E quindi Mancini ha fatto quello che altri suoi colleghi hanno fatto, perché non si poteva evitare di farlo: “A inizio 2022 abbiamo aumentato del 10% i prezzi dei nostri prodotti al consumatore, cosa che ci ha permesso di affrontare abbastanza agevolmente i primi 7-8 mesi dell’anno”. Quando gli abbiamo chiesto se secondo lui basterà, o se sarà costretto a ritoccare ancora i prezzi all’insù, ci ha risposto senza tanti giri di parole: “Non lo so, davvero non lo so - ha ammesso - Non so se basterà e non so come faremo nel 2023, sarà complicato fare un prezzo e aspetteremo la fine dell’anno per decidere e stabilire i nuovi listini. Prenderemo tutto il tempo che ci serve”.

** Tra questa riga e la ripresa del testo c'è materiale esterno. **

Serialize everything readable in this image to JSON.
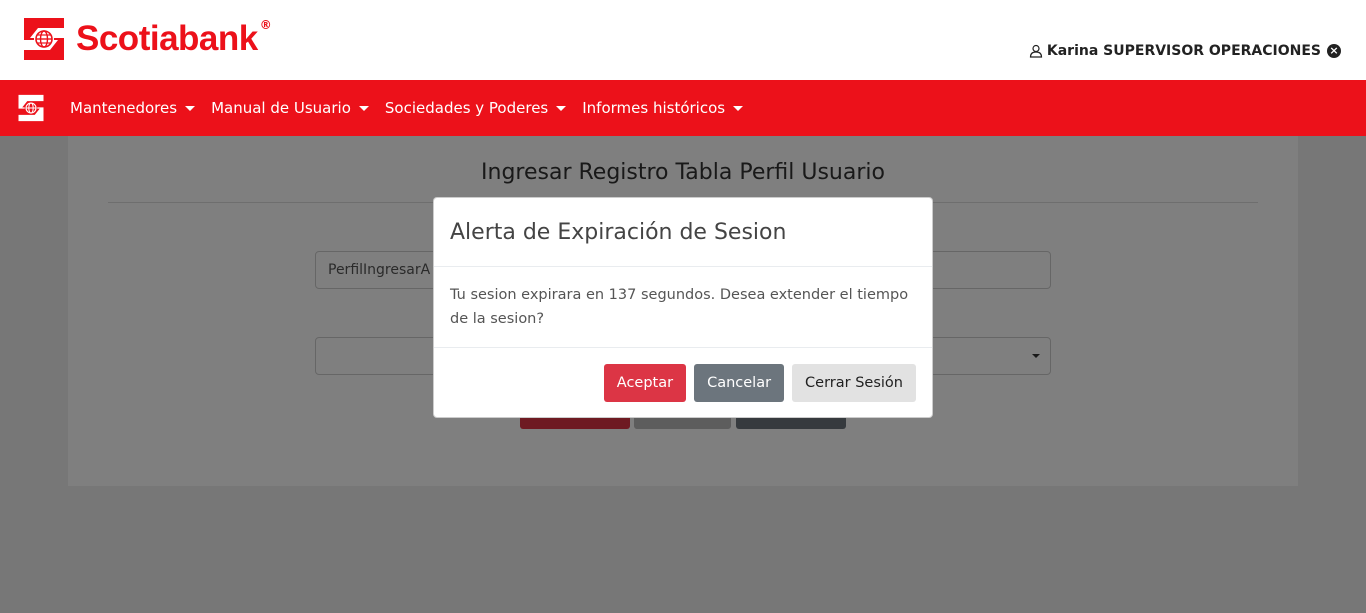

Secondo lui, il problema (meglio: uno dei problemi) è anche il cosiddetto PUN, il Prezzo Unico Nazionale per l’energia, perché “c’è troppo scostamento fra la tariffa stabilita e quella reale, imposta del mercato. Ci sono troppe fluttuazioni, ed è difficile fare previsioni”. Insomma: è difficile stabilire oggi quanto costerà un pacco di pasta Mancini nel 2023, ma una mano per capirlo potrebbe arrivare da Francesco Lollobrigida, nuovo ministro dell’Agricoltura e della Sovranità alimentare, cui abbiamo rivolto l’appello Salviamo la pasta italiana dove Mancini dichiara: “Lo Stato dovrebbe sostenere i progetti agricoli davvero di qualità” e smettere di dare fondi “a chi fa coltivazioni estensive, ai parassiti del mondo agricolo, a chi pensa solo all’ammasso e ha come unico scopo quello di produrre e basta”. Con poca attenzione alla qualità, pare di capire dalle sue parole.